[R] Open a file which name contains a tilde

John jwd @end|ng |rom @urewe@t@net
Wed Jun 12 21:50:12 CEST 2019


On Wed, 5 Jun 2019 18:07:15 +0200
Frank Schwidom <schwidom using gmx.net> wrote:

In reading file names, names with spaces require escaping of the
spaces, and you are using not only a tilde but the space as spell.  The
tilde is conventionally read as wild card representing the leading
portion of the file address, which is what you see here:

The long standing convention in unix and linux is that a tilde is
shorthand for your home directory, just as "./" is the local directory
and "../" is one step back up the directory tree. The output of
path.expand() varies in how your string is constructed:

1. > path.expand("ab")
   [1] "ab"
2. > path.expand("a b")
   [1] "a b"
3. > path.expand("a ~b")
   [1] "a ~b"
4. > path.expand("a ~ b")
   [1] "a /home/john b"
5. > path.expand("a ~/b")
   [1] "a /home/john/b"
6. > path.expand("~/a  b")
   [1] "/home/john/a  b"

Notice that the spaces have an effect on how the tilde is parsed in
the string.  The next to last case sees a string with three elements:
"a", the local path, and "b".  The last expands the tilde as the "path"
to a hypothetical file "b" in the home directory. In the sixth case the
same behaviour occurs.  

If you read the help for path.expand(), the routine expects
"leading" tildes, which explains the free floating "path in the fourth
example.  In the third example, where the forward slash is omitted, the
routine simply treats the tilde as part of a string. 

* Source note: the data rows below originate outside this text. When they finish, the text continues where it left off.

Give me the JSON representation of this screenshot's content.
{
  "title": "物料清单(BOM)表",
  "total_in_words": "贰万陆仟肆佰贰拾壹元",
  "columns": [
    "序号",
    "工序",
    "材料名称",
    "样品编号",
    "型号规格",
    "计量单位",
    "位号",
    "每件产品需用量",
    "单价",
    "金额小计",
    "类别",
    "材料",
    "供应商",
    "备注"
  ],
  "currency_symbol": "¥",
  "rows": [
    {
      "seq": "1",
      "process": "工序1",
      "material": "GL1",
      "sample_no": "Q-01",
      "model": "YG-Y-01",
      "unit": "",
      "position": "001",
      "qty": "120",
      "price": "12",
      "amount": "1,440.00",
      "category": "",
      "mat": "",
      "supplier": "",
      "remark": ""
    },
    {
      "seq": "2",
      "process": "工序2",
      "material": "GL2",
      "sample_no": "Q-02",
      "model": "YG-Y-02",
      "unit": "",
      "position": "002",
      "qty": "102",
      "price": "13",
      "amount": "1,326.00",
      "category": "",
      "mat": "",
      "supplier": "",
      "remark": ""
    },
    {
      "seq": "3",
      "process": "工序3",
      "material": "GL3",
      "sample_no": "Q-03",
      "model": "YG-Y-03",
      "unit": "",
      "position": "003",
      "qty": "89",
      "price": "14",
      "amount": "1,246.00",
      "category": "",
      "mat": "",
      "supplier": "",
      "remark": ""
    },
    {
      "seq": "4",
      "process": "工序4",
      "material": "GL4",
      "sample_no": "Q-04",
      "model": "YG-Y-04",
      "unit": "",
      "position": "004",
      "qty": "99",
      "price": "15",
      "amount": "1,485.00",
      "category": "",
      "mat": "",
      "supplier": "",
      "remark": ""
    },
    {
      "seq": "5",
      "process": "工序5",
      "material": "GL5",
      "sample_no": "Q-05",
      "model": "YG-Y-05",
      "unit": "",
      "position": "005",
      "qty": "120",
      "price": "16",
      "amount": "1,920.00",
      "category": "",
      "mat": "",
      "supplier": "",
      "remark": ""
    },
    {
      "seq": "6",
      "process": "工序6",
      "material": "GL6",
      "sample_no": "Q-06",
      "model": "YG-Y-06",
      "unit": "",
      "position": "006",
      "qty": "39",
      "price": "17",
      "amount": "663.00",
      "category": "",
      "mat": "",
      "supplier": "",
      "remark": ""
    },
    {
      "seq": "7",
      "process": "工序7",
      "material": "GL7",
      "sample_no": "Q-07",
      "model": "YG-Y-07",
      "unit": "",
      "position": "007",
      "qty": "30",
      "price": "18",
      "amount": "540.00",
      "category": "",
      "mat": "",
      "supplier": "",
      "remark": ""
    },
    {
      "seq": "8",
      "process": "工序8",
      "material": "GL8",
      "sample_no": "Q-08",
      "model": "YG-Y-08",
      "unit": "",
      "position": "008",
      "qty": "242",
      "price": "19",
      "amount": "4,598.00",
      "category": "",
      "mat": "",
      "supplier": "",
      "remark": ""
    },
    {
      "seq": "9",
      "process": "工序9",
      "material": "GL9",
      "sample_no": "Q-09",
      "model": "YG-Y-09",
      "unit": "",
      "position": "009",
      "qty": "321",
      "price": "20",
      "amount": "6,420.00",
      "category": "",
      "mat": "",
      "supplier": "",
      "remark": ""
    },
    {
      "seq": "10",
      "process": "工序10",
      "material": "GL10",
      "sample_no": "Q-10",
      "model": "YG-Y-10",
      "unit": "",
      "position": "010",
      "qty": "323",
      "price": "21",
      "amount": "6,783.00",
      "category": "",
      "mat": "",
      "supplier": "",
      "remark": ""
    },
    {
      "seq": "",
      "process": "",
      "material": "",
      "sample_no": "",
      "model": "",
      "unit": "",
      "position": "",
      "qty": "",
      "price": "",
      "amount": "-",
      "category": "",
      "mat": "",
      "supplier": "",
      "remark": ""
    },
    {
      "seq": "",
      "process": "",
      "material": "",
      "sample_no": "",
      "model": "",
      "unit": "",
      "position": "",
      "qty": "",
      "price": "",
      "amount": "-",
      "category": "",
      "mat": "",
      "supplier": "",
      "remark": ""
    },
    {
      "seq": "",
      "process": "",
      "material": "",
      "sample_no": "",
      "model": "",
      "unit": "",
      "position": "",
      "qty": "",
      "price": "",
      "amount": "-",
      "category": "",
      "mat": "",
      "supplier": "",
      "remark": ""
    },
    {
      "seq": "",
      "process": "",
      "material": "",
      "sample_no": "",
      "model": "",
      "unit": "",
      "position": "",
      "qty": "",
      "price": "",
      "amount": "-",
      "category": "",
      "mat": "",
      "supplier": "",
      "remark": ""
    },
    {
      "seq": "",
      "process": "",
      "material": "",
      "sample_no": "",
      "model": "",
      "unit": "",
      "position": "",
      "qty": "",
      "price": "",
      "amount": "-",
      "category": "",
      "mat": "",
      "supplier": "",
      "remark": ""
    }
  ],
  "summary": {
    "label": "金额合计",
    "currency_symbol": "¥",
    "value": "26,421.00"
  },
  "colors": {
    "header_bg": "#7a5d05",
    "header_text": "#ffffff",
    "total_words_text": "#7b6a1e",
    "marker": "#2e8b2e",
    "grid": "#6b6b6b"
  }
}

Also note this at http://www.linfo.org/file_name.html:

"...file names only use alphanumeric characters (mostly lower case),
underscores, hyphens and periods. Other characters, such as dollar
signs, percentage signs and brackets, have special meanings to the
shell and can be distracting to work with. File names should never
begin with a hyphen."

The probable "bug" is that none of the programmers imagined that anyone
would use special characters within file names, "legal" or not, (just
not done, don't y' know). In any case the simple solution, if you
really, really need a tilde in a filename, is to avoid setting it off in
spaces, or any other character that could mislead a routine into
treating it conventionally as shorthand for you home directory.